Should one pull request an optional feature
VisionEp1 opened this issue · comments
Hi @davisking,
from time to time i write some small functions to adjust or improve dlib to my needs.
For example the extract_image_chips scales linear (obviously) with the number of crops. In my system it can take around 8 ms per crop creation and with 8 crops that adds up per image.
So i build a small "extract_image_chips_parallel" which uses the nice dlib::parallel_for the two main loops.
My question is should i create pull request for trivial functions like this:
template <
typename image_type1,
typename image_type2,
typename interpolation_type
>
void extract_image_chips_parallel(
const image_type1& img,
const std::vector<dlib::chip_details>& chip_locations,
dlib::array<image_type2>& chips,
const interpolation_type& interp
)
{
// make sure requires clause is not broken
#ifdef ENABLE_ASSERTS
for (unsigned long i = 0; i < chip_locations.size(); ++i)
{
DLIB_CASSERT(chip_locations[i].size() != 0 &&
chip_locations[i].rect.is_empty() == false,
"\t void extract_image_chips()"
<< "\n\t Invalid inputs were given to this function."
<< "\n\t chip_locations[" << i << "].size(): " << chip_locations[i].size()
<< "\n\t chip_locations[" << i << "].rect.is_empty(): " << chip_locations[i].rect.is_empty()
);
}
#endif
// If nearest-neighbor interpolation is wanted, then don't use an image pyramid.

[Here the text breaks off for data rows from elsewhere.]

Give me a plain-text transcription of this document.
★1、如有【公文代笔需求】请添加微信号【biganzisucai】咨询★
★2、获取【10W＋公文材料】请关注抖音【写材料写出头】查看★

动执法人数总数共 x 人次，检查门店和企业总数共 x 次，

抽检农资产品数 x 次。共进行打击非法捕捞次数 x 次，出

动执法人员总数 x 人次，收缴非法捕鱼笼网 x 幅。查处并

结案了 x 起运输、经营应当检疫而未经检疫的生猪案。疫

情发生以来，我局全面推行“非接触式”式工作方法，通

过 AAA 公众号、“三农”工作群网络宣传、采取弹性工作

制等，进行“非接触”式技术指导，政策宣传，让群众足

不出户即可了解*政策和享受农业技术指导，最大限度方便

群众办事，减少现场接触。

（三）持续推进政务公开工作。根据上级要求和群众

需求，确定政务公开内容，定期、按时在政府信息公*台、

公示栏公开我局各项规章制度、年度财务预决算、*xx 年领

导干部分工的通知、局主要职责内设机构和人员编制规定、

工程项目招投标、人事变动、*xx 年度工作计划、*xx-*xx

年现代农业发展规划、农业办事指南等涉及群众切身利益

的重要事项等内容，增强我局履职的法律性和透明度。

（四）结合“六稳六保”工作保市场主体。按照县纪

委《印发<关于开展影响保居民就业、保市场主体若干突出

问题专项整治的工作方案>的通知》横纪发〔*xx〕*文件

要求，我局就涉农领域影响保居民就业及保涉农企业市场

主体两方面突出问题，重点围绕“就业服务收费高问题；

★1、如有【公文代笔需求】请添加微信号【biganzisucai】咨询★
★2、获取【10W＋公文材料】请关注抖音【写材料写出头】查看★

constexpr bool image_pyramid_enabled = !std::is_same<
typename std::remove_const<typename std::remove_reference<decltype(interp)>::type>::type,
dlib::interpolate_nearest_neighbor
>::value;
dlib::pyramid_down<2> pyr;
long max_depth = 0;
// If the chip is supposed to be much smaller than the source subwindow then you
// can't just extract it using bilinear interpolation since at a high enough
// downsampling amount it would effectively turn into nearest neighbor
// interpolation. So we use an image pyramid to make sure the interpolation is
// fast but also high quality. The first thing we do is figure out how deep the
// image pyramid needs to be.
dlib::rectangle bounding_box;
dlib::mutex m;
dlib::parallel_for(0, chip_locations.size(), [&](long i)
//for (unsigned long i = 0; i < chip_locations.size(); ++i)
{
long depth = 0;
double grow = 2;
dlib::drectangle rect = pyr.rect_down(chip_locations[i].rect);
while (rect.area() > chip_locations[i].size() && image_pyramid_enabled)
{
rect = pyr.rect_down(rect);
++depth;
// We drop the image size by a factor of 2 each iteration and then assume a
// border of 2 pixels is needed to avoid any border effects of the crop.
grow = grow * 2 + 2;
}
dlib::drectangle rot_rect;
const dlib::vector<double, 2> cent = center(chip_locations[i].rect);
rot_rect += dlib::rotate_point<double>(cent, chip_locations[i].rect.tl_corner(), chip_locations[i].angle);
rot_rect += dlib::rotate_point<double>(cent, chip_locations[i].rect.tr_corner(), chip_locations[i].angle);
rot_rect += dlib::rotate_point<double>(cent, chip_locations[i].rect.bl_corner(), chip_locations[i].angle);
rot_rect += dlib::rotate_point<double>(cent, chip_locations[i].rect.br_corner(), chip_locations[i].angle);
dlib::auto_mutex lock(m);
bounding_box += grow_rect(rot_rect, grow).intersect(get_rect(img));
max_depth = std::max(depth, max_depth);
});
//std::cout << "max_depth: " << max_depth << std::endl;
//std::cout << "crop amount: " << bounding_box.area()/(double)get_rect(img).area() << std::endl;
// now make an image pyramid
dlib::array<dlib::array2d<typename dlib::image_traits<image_type1>::pixel_type> > levels(max_depth);
if (levels.size() != 0)
pyr(sub_image(img, bounding_box), levels[0]);
for (unsigned long i = 1; i < levels.size(); ++i)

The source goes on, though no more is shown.